Recent conventional wisdom — perhaps in an attempt to preach diversity — proffers that the American Dream is different for each of us, but I'm not buying it. In my mind, native-born Americans and immigrants alike still strive for the classic goals of free expression, respect, home ownership, a successful livelihood and the right to raise a family in the manner of their choosing. Those are the key ingredients in our national melting pot.
Writer-director Lee Isaac Chung would seem to agree. In Minari, he spins the emotional tale of a husband, wife, daughter and sickly son who move from Korea to Arkansas in the 1980s to gain a sense of self-fulfillment and prosperity. Before settling in the appropriately nicknamed Land of Opportunity, Jacob and Monica Yi drudged out their existence in a California chicken-sexing hatchery. The factory required them to sift through thousands of newborn birds, dumping females in one bin and males in another. Jacob had bigger goals for his family, but, sadly, he and his wife ended up doing identical work after moving to Arkansas.
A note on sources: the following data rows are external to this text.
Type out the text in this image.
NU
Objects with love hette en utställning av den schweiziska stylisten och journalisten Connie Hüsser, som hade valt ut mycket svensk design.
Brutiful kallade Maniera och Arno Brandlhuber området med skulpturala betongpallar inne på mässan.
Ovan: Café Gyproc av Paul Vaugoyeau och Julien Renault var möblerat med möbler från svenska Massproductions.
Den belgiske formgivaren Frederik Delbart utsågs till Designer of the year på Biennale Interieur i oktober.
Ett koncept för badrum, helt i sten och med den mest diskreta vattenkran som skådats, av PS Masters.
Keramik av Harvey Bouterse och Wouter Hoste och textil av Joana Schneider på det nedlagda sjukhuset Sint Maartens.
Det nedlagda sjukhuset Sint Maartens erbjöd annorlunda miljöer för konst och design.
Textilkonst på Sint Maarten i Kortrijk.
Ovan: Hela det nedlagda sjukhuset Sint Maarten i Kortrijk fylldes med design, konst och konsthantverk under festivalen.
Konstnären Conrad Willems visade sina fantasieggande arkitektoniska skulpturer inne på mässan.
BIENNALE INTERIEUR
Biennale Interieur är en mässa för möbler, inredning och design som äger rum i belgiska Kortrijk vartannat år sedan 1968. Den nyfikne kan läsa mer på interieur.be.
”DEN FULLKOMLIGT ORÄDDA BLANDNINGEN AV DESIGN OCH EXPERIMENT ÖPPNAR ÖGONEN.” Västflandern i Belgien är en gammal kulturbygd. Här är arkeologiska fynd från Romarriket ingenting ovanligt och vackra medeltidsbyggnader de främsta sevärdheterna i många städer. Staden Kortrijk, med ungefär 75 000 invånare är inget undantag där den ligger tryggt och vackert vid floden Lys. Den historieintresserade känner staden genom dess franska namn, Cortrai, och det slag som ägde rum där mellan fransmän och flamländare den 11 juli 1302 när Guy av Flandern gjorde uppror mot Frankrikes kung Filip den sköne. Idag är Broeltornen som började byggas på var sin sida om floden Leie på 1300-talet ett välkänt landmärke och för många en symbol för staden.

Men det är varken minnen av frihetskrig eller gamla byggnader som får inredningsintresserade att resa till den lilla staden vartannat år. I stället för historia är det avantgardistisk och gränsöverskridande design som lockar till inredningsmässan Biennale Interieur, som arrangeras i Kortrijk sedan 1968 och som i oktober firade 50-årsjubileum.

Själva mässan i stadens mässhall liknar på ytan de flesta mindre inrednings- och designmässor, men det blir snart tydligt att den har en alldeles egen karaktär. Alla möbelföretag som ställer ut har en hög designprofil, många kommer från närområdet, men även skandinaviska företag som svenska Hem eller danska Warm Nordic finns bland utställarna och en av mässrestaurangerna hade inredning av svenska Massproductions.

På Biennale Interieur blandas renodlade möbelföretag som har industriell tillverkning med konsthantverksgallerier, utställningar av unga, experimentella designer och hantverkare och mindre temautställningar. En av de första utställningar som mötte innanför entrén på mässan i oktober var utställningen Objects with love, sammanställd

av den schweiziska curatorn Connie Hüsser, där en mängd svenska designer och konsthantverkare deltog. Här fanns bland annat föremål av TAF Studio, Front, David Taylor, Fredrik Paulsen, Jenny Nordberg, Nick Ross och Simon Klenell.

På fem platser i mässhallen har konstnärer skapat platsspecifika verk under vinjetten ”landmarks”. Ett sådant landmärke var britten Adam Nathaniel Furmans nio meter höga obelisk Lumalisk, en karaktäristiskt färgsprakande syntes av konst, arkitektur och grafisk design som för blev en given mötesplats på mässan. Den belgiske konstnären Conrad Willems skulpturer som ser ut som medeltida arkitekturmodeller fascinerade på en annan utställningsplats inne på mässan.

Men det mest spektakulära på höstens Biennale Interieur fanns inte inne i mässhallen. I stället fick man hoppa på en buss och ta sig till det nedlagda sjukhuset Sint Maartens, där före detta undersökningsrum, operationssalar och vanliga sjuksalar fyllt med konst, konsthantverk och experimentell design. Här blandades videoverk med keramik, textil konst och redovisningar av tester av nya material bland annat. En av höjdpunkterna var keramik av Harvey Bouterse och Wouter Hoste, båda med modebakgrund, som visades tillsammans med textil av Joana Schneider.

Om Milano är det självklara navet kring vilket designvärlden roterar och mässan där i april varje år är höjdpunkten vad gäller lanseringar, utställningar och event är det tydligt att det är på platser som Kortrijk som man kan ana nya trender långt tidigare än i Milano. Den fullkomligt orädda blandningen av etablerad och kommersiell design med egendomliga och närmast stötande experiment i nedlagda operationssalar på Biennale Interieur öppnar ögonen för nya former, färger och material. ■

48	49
"What's that?" Jacob's son, David, quizzes his father upon noticing the factory's smokestack billowing death into the air like an ornithological Auschwitz. "Male chicks are discarded there," Jacob reluctantly yet introspectively responds. "Male chicks don't taste good. They can't lay eggs and have no use. So you and I should try to be useful."
And thus Chung posits the film's central metaphor: a man in a foreign place, struggling to stay relevant in his own eyes and those of his wife, who is bitterly skeptical of his ambitious plans to farm the land they have purchased. The plot might seem a bit on the nose, but with Chung's pitch-perfect screenplay, Emile Mosseri's gentle score and the best acting ensemble of the year, Minari is unforgettable. It's also arguably the best movie of 2020 — it got a limited release last year — filmed primarily in a language other than English. And although the Golden Globes honored it with a nomination for foreign-language film last week, it will not be eligible for an Oscar for best International Feature, thanks to the Academy's weird rules. (Entries in that category must be produced outside the United States.) Let's hope it will instead be nominated for best overall film, in addition to lead actor (Steven Yeun as Jacob), lead actress (Yeri Han as Monica), supporting actor (Will Patton as a fascinatingly odd but loyal friend) and supporting actress (Youn Yuh-jung, as Monica's mother, in the movie's most memorable role).
The film's title, another of Chung's metaphors, is a nod to an edible Asian plant. "Minari is truly the best," Monica's mother tells her grandson. "It grows anywhere, like weeds. So anyone can pick and eat it. Rich or poor, anyone can enjoy it and be healthy." Regardless of your own diet, you'll be healthier for watching this film.